The Tracking and Data Relay Satellite, or TDRS-K, blasted off Jan. 30 aboard a United Launch Alliance Atlas V rocket from Cape Canaveral, Fla. The satellite is one piece in a broader plan to modernize the Space Network, which is a geosynchronous relay system that performs tracking and data transfer for NASA missions.
The Space Network's ground terminals date to the 1980s, and its communications protocols are becoming obsolete. Under a project called Space Network Ground Segment Sustainment (SNGSS), NASA is creating a more scalable ground terminal architecture.
TDRS-K is the eleventh satellite in NASA's TDRS program. The satellites provide tracking services and data streaming between Earth-orbiting missions, including the International Space Station, Hubble Telescope and climate research spacecraft, and the ground stations.
TDRS-K, which will be renamed TDRS-11 when it reaches orbit at 22,300 miles, features redesigned telecom payload electronics and a high-performance solar panel to provide more power to the spacecraft.

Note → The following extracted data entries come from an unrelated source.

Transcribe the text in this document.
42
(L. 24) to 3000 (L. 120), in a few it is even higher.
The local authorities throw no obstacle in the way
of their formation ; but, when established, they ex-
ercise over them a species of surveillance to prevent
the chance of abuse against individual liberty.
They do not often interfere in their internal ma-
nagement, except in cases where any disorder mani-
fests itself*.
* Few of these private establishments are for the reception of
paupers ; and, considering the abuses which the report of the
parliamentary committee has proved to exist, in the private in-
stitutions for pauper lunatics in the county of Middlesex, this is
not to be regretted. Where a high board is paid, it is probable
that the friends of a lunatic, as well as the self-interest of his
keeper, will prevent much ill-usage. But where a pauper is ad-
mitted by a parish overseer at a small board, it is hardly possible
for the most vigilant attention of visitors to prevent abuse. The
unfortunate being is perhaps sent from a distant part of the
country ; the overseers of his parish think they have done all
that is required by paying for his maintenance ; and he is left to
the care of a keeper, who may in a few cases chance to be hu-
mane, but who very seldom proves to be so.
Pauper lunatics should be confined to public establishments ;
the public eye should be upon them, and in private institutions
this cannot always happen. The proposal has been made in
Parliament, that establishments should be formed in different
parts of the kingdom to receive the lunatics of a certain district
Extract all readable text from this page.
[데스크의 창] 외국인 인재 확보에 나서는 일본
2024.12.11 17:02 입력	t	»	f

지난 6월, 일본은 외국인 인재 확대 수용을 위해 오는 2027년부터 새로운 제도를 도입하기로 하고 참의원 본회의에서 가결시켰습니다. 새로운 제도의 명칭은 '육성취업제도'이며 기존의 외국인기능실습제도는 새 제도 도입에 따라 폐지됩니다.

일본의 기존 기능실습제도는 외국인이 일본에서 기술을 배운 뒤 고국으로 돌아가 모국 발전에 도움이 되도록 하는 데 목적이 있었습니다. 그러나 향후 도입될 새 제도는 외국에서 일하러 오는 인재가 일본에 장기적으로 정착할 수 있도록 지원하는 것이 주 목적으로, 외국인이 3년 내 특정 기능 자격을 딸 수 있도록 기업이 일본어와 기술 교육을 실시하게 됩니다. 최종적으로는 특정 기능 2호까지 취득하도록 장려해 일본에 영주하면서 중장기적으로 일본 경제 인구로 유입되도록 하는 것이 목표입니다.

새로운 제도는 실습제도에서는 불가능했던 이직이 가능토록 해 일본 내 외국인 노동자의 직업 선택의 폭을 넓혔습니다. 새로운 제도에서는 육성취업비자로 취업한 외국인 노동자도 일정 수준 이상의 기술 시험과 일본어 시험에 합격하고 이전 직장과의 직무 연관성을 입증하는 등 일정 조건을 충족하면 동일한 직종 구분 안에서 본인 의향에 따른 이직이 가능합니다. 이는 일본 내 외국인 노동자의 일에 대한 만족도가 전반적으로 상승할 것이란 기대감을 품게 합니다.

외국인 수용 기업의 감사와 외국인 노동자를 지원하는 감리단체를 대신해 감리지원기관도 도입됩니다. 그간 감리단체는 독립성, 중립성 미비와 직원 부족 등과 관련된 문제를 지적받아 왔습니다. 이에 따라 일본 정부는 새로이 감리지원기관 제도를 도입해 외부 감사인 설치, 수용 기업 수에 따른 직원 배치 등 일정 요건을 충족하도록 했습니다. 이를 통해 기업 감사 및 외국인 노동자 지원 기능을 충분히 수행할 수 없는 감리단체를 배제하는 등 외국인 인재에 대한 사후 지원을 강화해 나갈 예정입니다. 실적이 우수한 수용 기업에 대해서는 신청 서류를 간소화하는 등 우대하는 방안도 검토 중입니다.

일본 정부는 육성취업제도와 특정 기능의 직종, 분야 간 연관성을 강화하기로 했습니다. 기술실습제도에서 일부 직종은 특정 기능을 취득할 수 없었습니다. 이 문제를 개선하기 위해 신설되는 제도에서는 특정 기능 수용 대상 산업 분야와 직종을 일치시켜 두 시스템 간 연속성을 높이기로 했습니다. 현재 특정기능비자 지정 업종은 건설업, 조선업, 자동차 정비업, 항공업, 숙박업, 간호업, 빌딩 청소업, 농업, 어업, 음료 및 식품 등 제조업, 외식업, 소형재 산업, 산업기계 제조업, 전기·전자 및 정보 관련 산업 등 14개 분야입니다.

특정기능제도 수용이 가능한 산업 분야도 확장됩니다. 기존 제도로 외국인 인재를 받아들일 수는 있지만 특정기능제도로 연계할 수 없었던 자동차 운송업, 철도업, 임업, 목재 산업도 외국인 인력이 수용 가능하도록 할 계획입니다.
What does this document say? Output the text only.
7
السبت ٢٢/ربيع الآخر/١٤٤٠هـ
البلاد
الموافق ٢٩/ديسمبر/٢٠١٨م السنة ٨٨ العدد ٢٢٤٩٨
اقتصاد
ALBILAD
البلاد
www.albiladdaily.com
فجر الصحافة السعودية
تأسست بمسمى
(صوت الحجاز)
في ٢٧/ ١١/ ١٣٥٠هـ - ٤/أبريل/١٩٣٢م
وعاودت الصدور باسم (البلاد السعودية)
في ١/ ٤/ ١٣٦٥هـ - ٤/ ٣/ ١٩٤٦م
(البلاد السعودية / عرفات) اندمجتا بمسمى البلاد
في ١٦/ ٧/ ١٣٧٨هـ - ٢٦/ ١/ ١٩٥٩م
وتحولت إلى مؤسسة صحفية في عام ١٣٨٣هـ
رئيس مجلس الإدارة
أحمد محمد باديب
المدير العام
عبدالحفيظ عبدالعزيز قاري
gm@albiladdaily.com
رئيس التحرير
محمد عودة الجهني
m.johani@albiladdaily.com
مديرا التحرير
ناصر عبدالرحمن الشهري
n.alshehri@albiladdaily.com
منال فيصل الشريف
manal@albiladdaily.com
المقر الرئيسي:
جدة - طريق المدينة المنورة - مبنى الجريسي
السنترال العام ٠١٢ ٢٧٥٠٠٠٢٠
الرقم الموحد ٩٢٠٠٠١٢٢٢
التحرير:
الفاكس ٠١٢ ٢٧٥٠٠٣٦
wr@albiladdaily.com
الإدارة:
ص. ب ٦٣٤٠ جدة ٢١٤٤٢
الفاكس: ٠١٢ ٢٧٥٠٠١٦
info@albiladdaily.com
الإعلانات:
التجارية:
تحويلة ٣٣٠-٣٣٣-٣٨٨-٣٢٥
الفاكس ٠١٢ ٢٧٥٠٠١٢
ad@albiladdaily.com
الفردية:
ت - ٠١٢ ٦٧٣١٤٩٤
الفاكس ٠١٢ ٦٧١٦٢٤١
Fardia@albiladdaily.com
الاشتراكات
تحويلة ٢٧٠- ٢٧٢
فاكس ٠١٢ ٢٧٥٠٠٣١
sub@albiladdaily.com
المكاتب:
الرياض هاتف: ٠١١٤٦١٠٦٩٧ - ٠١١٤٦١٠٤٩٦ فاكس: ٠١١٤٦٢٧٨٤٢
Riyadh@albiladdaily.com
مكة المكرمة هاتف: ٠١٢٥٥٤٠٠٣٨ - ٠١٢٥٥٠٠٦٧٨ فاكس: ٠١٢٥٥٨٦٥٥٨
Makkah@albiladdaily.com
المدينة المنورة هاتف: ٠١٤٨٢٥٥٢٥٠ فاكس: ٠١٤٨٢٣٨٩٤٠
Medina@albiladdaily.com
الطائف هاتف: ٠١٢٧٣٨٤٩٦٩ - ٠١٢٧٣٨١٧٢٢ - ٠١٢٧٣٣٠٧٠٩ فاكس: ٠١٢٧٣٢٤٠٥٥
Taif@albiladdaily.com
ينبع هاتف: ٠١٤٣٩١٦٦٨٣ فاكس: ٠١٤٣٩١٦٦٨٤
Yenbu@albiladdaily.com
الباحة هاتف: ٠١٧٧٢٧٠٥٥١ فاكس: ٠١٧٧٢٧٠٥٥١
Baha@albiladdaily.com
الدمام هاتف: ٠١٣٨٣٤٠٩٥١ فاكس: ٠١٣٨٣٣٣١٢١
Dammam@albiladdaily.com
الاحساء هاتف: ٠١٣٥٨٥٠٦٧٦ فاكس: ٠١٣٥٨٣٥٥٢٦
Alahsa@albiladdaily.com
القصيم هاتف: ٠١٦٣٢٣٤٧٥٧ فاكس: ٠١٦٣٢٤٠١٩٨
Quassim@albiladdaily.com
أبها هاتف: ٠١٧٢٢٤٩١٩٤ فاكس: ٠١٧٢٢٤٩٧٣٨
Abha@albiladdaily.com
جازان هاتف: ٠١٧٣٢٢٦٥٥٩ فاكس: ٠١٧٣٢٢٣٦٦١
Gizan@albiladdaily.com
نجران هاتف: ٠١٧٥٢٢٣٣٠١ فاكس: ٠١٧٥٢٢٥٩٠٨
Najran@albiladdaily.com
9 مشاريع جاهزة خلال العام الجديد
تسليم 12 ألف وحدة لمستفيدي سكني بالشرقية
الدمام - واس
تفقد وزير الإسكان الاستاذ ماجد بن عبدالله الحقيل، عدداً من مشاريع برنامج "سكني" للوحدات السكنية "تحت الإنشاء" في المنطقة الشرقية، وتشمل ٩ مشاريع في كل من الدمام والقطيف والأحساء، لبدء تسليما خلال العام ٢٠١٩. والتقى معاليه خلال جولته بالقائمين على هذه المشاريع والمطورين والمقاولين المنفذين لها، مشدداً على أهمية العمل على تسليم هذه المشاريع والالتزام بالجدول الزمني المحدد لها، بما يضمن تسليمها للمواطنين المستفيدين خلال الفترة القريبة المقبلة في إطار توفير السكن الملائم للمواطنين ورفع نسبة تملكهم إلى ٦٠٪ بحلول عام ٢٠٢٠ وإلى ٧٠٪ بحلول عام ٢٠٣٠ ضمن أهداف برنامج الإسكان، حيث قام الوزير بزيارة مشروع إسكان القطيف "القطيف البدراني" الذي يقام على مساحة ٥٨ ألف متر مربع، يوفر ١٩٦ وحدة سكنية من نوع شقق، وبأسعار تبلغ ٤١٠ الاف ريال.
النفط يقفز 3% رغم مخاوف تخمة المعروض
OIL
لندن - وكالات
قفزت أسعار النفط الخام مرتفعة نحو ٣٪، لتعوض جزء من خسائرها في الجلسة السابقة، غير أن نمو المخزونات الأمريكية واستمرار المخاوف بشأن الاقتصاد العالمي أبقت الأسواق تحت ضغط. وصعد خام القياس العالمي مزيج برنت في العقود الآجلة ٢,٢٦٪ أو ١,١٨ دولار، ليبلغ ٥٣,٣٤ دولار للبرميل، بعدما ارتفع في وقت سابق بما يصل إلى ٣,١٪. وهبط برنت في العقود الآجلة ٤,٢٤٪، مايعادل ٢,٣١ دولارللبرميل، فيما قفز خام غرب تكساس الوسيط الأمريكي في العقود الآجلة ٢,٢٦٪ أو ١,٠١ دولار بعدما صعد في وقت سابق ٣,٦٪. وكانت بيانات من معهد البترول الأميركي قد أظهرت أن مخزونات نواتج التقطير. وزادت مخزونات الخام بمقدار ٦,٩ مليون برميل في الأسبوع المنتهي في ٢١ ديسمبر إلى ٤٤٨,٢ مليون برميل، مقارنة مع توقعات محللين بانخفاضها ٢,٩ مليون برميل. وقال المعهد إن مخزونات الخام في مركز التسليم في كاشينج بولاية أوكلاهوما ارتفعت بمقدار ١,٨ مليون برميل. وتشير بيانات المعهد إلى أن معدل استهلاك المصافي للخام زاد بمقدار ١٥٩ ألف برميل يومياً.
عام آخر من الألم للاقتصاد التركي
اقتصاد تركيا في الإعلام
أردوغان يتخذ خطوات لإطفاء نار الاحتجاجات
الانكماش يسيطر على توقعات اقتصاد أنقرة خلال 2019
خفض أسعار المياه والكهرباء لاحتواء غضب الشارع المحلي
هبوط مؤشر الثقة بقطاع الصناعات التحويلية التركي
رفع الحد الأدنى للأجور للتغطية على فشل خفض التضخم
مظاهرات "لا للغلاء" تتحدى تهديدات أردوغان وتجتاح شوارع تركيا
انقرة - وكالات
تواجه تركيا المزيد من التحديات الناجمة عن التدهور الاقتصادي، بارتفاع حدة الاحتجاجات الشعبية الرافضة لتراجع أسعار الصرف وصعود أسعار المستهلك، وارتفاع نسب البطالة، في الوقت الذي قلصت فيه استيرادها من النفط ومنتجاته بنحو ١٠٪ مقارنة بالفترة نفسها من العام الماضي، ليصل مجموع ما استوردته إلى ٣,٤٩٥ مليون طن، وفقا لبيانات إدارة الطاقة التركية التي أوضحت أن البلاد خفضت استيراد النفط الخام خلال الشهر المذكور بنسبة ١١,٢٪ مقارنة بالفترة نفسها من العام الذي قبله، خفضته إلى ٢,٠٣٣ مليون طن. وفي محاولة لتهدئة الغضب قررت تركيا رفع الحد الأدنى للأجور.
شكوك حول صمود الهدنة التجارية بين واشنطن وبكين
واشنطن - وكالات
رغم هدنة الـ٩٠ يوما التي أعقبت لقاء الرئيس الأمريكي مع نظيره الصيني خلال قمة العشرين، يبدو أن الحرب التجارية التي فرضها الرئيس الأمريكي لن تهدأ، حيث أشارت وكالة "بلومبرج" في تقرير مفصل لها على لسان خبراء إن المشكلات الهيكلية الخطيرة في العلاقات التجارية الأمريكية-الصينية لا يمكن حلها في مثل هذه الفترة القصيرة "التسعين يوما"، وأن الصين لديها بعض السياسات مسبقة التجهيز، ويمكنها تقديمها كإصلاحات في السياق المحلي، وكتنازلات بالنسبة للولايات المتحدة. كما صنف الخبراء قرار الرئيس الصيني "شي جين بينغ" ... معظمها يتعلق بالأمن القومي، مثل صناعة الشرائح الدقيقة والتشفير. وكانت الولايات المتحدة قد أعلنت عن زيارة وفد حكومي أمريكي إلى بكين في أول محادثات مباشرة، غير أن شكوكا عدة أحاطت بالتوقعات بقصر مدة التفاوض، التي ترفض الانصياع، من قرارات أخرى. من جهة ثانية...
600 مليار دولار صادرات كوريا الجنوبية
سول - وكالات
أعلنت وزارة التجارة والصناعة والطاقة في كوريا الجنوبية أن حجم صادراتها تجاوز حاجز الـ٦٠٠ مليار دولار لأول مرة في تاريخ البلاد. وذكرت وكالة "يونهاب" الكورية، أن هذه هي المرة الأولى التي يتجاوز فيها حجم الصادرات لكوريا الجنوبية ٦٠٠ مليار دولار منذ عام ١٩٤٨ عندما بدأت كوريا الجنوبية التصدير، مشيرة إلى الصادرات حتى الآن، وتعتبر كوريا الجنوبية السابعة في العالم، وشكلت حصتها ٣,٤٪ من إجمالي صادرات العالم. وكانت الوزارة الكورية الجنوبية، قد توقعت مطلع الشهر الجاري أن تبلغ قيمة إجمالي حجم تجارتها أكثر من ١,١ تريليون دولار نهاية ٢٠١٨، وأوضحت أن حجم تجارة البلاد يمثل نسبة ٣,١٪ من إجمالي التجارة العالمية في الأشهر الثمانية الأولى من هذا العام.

Building high-speed communications in space is a big focus for NASA. In September 2011, it began working on a laser-based optical communications system to reduce the time it takes to transmit multimedia from space. And last October, NASA and the European Space Agency operated a small robot in Germany from the International Space Station, using a networking protocol designed for deep space communications.
TDRS-K will be put through a three-month test before it goes into service. The satellite is designed to operate for 15 years. NASA also revealed plans for two subsequent satellites: TDRS-L will launch in 2014, to be followed by TDRS-M. NASA's goal is to always have one TDRS in orbit as a spare, according to an agency spokesman.